Next, we investigated the anti-tumor, cytotoxic effects of CLR1404 in a variety of neuroblastoma lines and compared to potential effects on normal cells. CLR1404 treatment dose-dependently decreased tumor cell viability (Figure 2A) and led to robust and irreversible apoptosis as demonstrated by a significant percentage of DNA fragmentation in four different NB cell lines, without indication that CLR1404 has an effect on cell cycling (Figure 2B, 2C). The amount of uptake of CLR1404 did not strictly correlate with the degree of apoptosis or cell death induced by CLR1404. Likely this reflects variances in cell signaling profiles of the different cell lines, as indicated by the effect of a control pan-kinase inhibitor, staurosporine. Inhibition of the anti-apoptotic PI3K/mTOR/Akt pathway has been well described as a hallmark anti-tumor mechanism mediated by APLs. In particular, the serine/threonine kinase Akt, downstream of PI3K, is a key regulator of cancer cell survival mechanisms [17,23], and is one of the best characterized targets of APLs [3]. CLR1404 treatment led dose-dependently to inhibition of Akt phosphorylation in neuroblastoma cells in concentrations above 5 μM (Figure 3A) and important activation of the downstream effector caspases 3 and 7 (Figure 3B). We did not investigate whether inhibition of Akt phosphorylation was a direct effect of the drug on Akt itself or occurred due to indirect effects mediated by other cell signaling pathways. However, the observation is noteworthy, since activation of Akt has been reported in NB, is associated with poor prognosis [24,25] and consequently, considered an attractive target for NB therapy [26-28]. APLs have shown several other anticancer effects that may lead to Akt-independent apoptosis, such as triggering the stress-activated protein kinase, c-Jun N-terminal kinase SAPK/JNK or other well-described apoptosis pathways which bypass Akt and could have contributed to our findings [3,29,30]. Regardless of the potential underlying mechanisms, all tested NB cell lines showed significant apoptosis and cell death after exposure to CLR1404, while primary cells were not affected, an important in vitro result which prompted us to proceed with animal experiments.
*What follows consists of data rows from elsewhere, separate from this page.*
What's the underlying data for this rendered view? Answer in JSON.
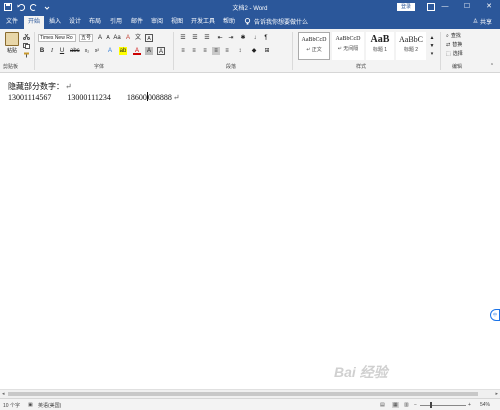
{
  "titlebar": {
    "title": "文档2 - Word",
    "login": "登录",
    "win_min": "—",
    "win_max": "☐",
    "win_close": "✕"
  },
  "tabs": [
    {
      "label": "文件",
      "active": false
    },
    {
      "label": "开始",
      "active": true
    },
    {
      "label": "插入",
      "active": false
    },
    {
      "label": "设计",
      "active": false
    },
    {
      "label": "布局",
      "active": false
    },
    {
      "label": "引用",
      "active": false
    },
    {
      "label": "邮件",
      "active": false
    },
    {
      "label": "审阅",
      "active": false
    },
    {
      "label": "视图",
      "active": false
    },
    {
      "label": "开发工具",
      "active": false
    },
    {
      "label": "帮助",
      "active": false
    }
  ],
  "tell_me": "告诉我你想要做什么",
  "share": "共享",
  "ribbon": {
    "paste_label": "粘贴",
    "clipboard_label": "剪贴板",
    "font_name": "Times New Ro",
    "font_size": "五号",
    "font_label": "字体",
    "paragraph_label": "段落",
    "styles_label": "样式",
    "editing_label": "编辑",
    "styles": [
      {
        "preview": "AaBbCcD",
        "name": "↵ 正文",
        "selected": true
      },
      {
        "preview": "AaBbCcD",
        "name": "↵ 无间隔",
        "selected": false
      },
      {
        "preview": "AaB",
        "name": "标题 1",
        "selected": false
      },
      {
        "preview": "AaBbC",
        "name": "标题 2",
        "selected": false
      }
    ],
    "find": "查找",
    "replace": "替换",
    "select": "选择"
  },
  "document": {
    "heading": "隐藏部分数字：",
    "para_mark": "↵",
    "num1": "13001114567",
    "num2": "13000111234",
    "num3_before_cursor": "18600",
    "num3_after_cursor": "008888"
  },
  "statusbar": {
    "word_count": "10 个字",
    "language": "英语(美国)",
    "zoom": "54%"
  },
  "watermark": "Bai 经验",
  "right_badge": "中"
}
In vivo tumor uptake of CLR1404 was confirmed in mouse flank xenograft models using CT/positron-emission tomography (PET) imaging with ¹²⁴I-CLR1404, a radioactive isostere of CLR1404 currently in clinical trials for PET/CT imaging in adult malignancies. All tested NB xenografts were highly PET/CT avid and incorporated ¹²⁴I-CLR1404, with high tumor specificity (Figure 4; Table 1). While our experiments were meant as a tool to demonstrate in vivo tumor uptake and not powered or designed to provide data aimed at dosimetry, our results are in line with more extensive data previously published by us in adult malignancies, both in pre-clinical and clinical studies [6,7] and suggest that ¹²⁴I-CLR1404 could have a potential role as an imaging agent in NB. This would be particularly interesting for NB tumors that are not avid for the clinically used scintigraphy tumor detection scan with ¹²³I-metaiodobenzylguanidine (MIBG). Separately, a recent study has suggested superiority of ¹⁸F-fluorodeoxyglucose positron emission tomography (¹⁸F-FDG PET/CT) compared to ¹²³I-MIBG in regards to sensitivity to detect neuroblastoma in patients [31]. Given the uptake mechanisms of ¹²⁴CLR1404 and its selectivity for malignant tissue that differ significantly from both ¹⁸F-FDG and ¹²³I-MIBG, dedicated and comparative studies will be necessary to determine the utility of ¹²⁴I-CLR1404 in this particular context.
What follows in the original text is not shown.